К югу от Березова на несколько квадратных километров простиралась зарастающая кедром старая гарь. Многочисленные редины и брусничники этой гари служили местами постоянных тетеревиных токов. Я не видел токов, на которых токовало бы больше тридцати петухов, но зато самих токов было такое великое множество, что по утрам казалось, будто сама земля гудела и бурлила по-тетеревиному. Звук тетеревиных песен каждое утро был настолько сильным, что его слышно было, наверное, во всем Березове. Во всяком случае, в доме, в котором жил я, его было слышно даже сквозь окна и бревенчатые стены. Я просыпался под неумолчное гудение тетеревиных токов и, если не нужно было идти в школу, наскоро одевался, хватал ружье и патроны и бежал на гарь. Правда, на токах мне не очень везло, но они волновали меня так сильно, что я не мог не откликаться на их зов. Я крался из-за молодых кедров, полз прямо по снегу и по брусничнику, возвращался домой мокрый, обычно без добычи, но счастливый... Тетеревов в окрестностях Березова было так много, что их стреляли прямо на окраине, за школой и старым кладбищем...

В тайге за Березовом было много и глухарей, но мы почти не занимались охотой на них. Как-то, увлекшись скрадыванием перелетающих с кедра на кедр могучих петухов, я незаметно для себя ушел слишком далеко от реки. В мрачном сфагновом болоте, куда сквозь ветви деревьев не проникали солнечные лучи, я, наконец, добыл крупного старого глухаря. Каким же был мой ужас, когда я понял, что заблудился. Лишь с большим трудом я совладал со своими расходившимися нервами, заставил себя сориентироваться по солнцу и сначала шагом, а потом бегом кинулся по избранному направлению. Я бежал километра два или три, страх все более леденил и сковывал мою душу, пока в просветах между деревьями не показалась река... Больше я не ходил за глухарями в кедрачи вдоль реки Вогулки, да и нужды в этом особой не было.

На тетеревиных токах меня преследовали неудачи. Охотиться же на белых куропаток было куда проще. Токующих петушков, украшенных ярко-оранжевыми галстуками, было слышно издалека.
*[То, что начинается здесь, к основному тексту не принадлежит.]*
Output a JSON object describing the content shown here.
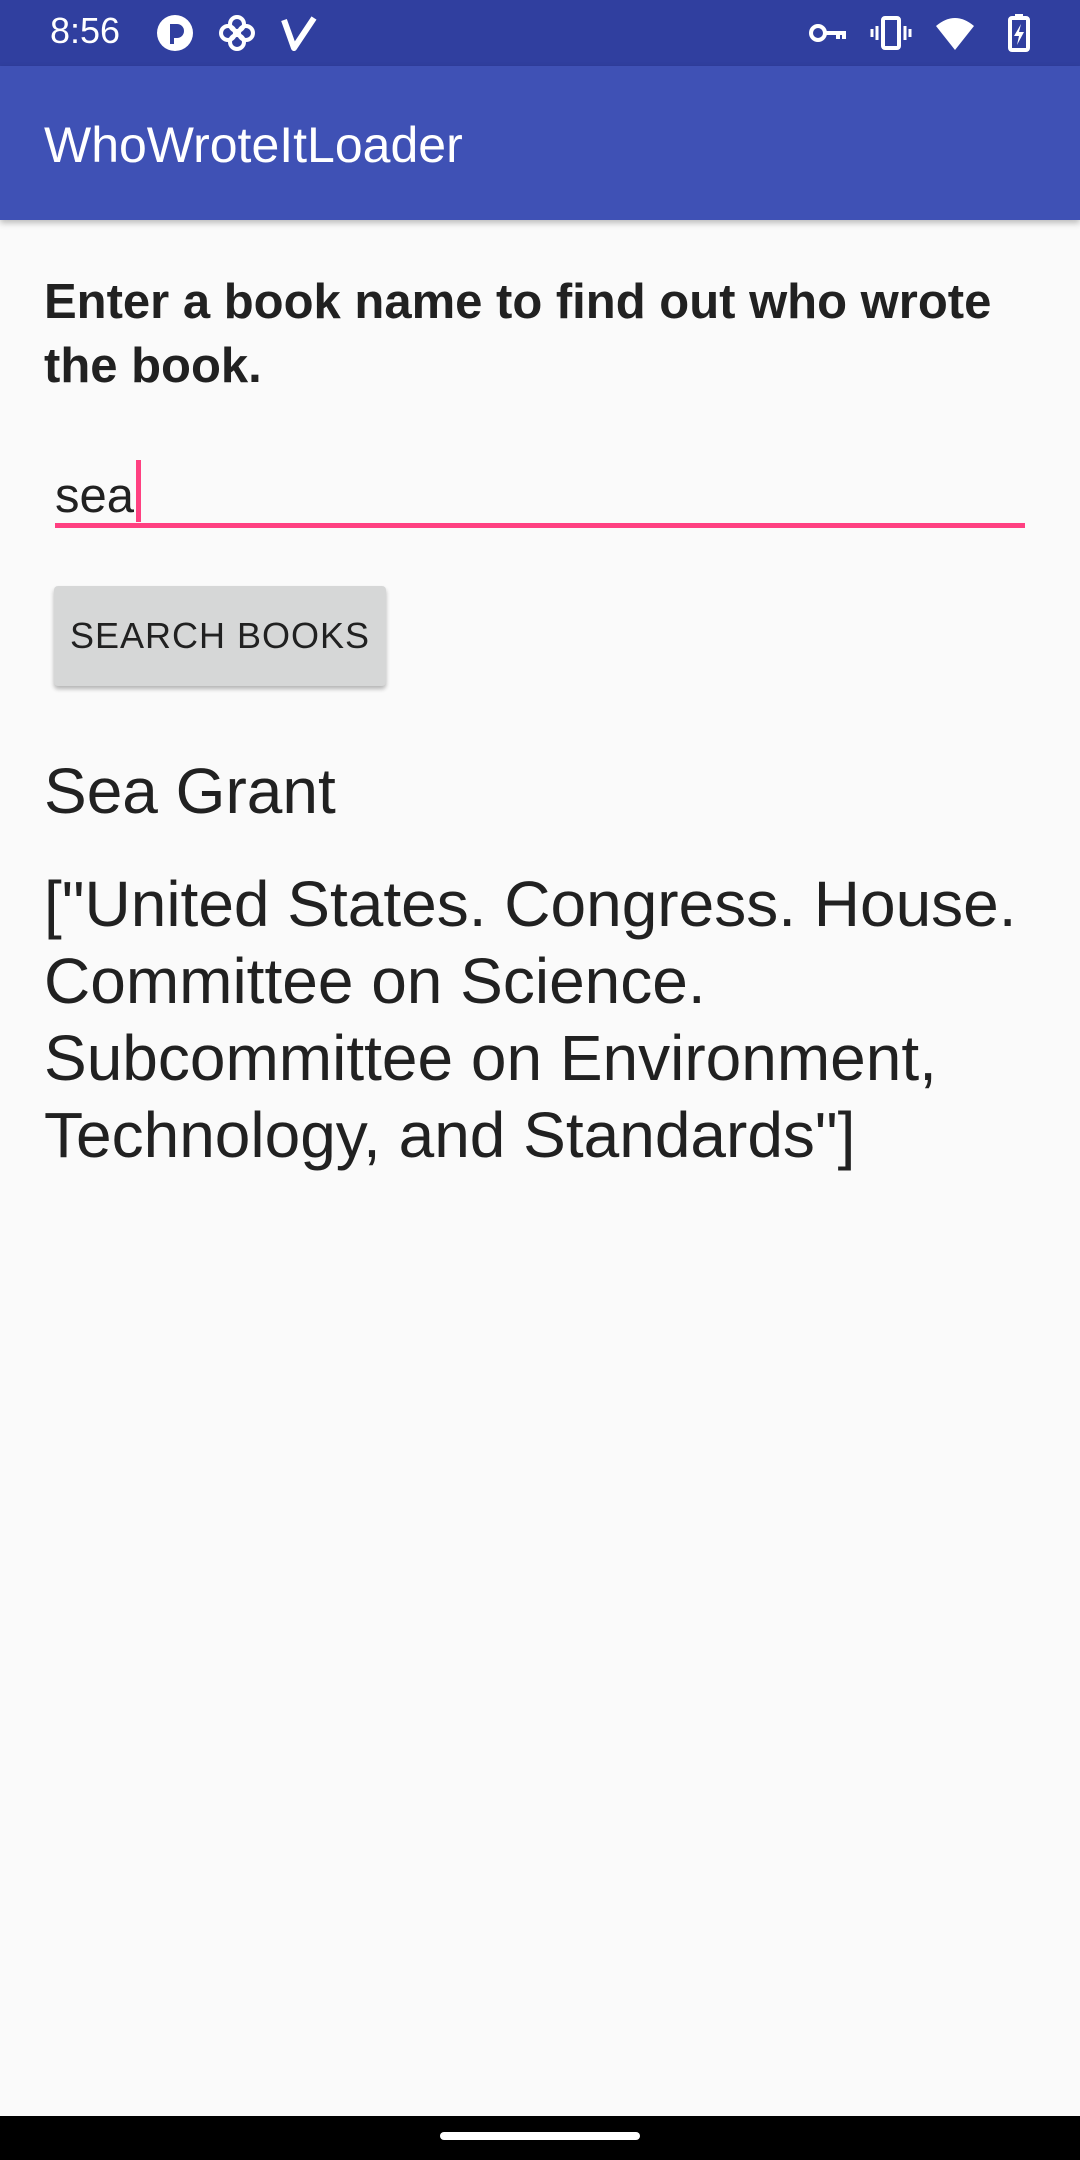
{
  "status_bar": {
    "time": "8:56",
    "left_icons": [
      "brand-app-icon",
      "pinwheel-icon",
      "v-logo-icon"
    ],
    "right_icons": [
      "vpn-key-icon",
      "vibrate-icon",
      "wifi-icon",
      "battery-charging-icon"
    ]
  },
  "app_bar": {
    "title": "WhoWroteItLoader",
    "color": "#3f51b5",
    "status_color": "#303f9f"
  },
  "main": {
    "instructions": "Enter a book name to find out who wrote the book.",
    "search_input": {
      "value": "sea",
      "accent_color": "#ff4081"
    },
    "search_button_label": "SEARCH BOOKS",
    "result_title": "Sea Grant",
    "result_authors": "[\"United States. Congress. House. Committee on Science. Subcommittee on Environment, Technology, and Standards\"]"
  }
}
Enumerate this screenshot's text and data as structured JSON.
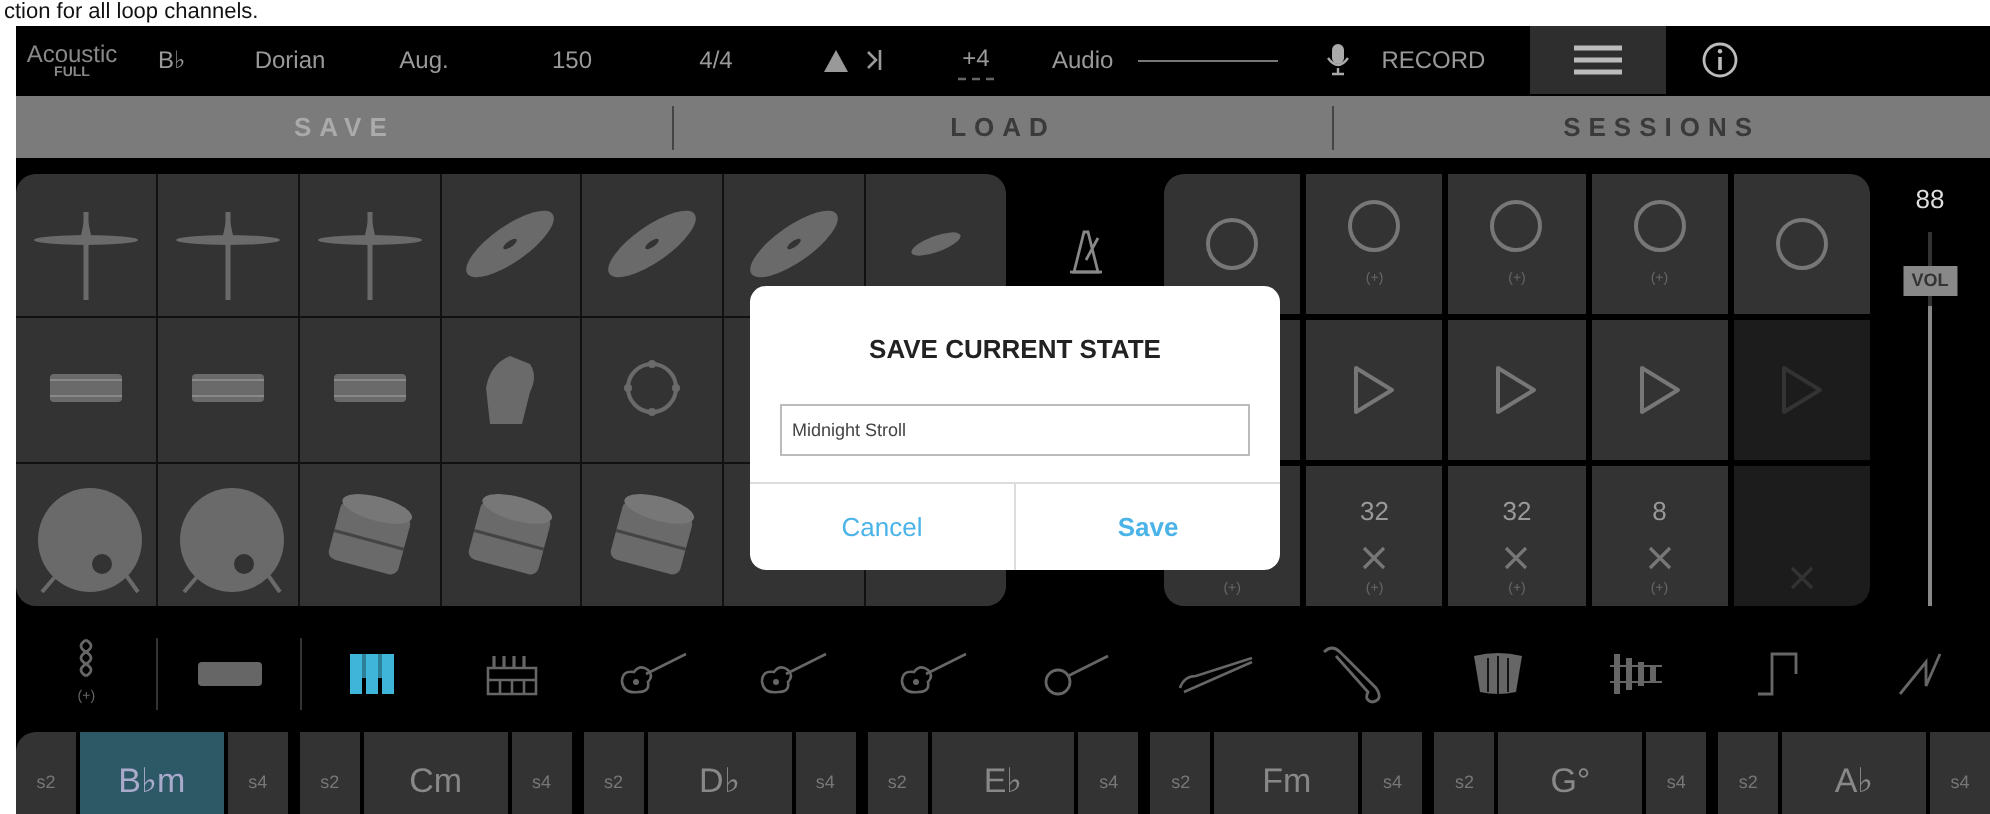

Они вылетали на опушки, на берега ручьев, на старые вырубки, и подойти к ним на выстрел было не слишком сложно...

Весна дарила таким избытком сил, что я готов был круглыми сутками бродить с ружьем и часто уходил далеко от дома тайгой вдоль берега Сосьвы, туда, где, ощетинившись старыми елями, в просторы еще замерзших вод врезался высокий Соровой мыс.

С тех пор прошло более тридцати лет, но и теперь я помню, как благоухала смолами весенняя тайга, каким особым ароматом дышали молодые кедры на старой гари. Они поднимались из земли сразу целыми пучками стволиков. Может быть, это кедровки (ронжи) растаскивали и разбрасывали шишки, и орешки прорастали почти одновременно. Потом большая часть стволиков отмирала, пока не оставался один, самый сильный. Весной на конце каждой кедровой веточки появлялась полупрозрачная крупная капля тонко пахнущей смолы. От тысяч и миллионов этих капель воздух в молодых кедрачах был насыщен дивным и, я думаю, целительным бальзамом.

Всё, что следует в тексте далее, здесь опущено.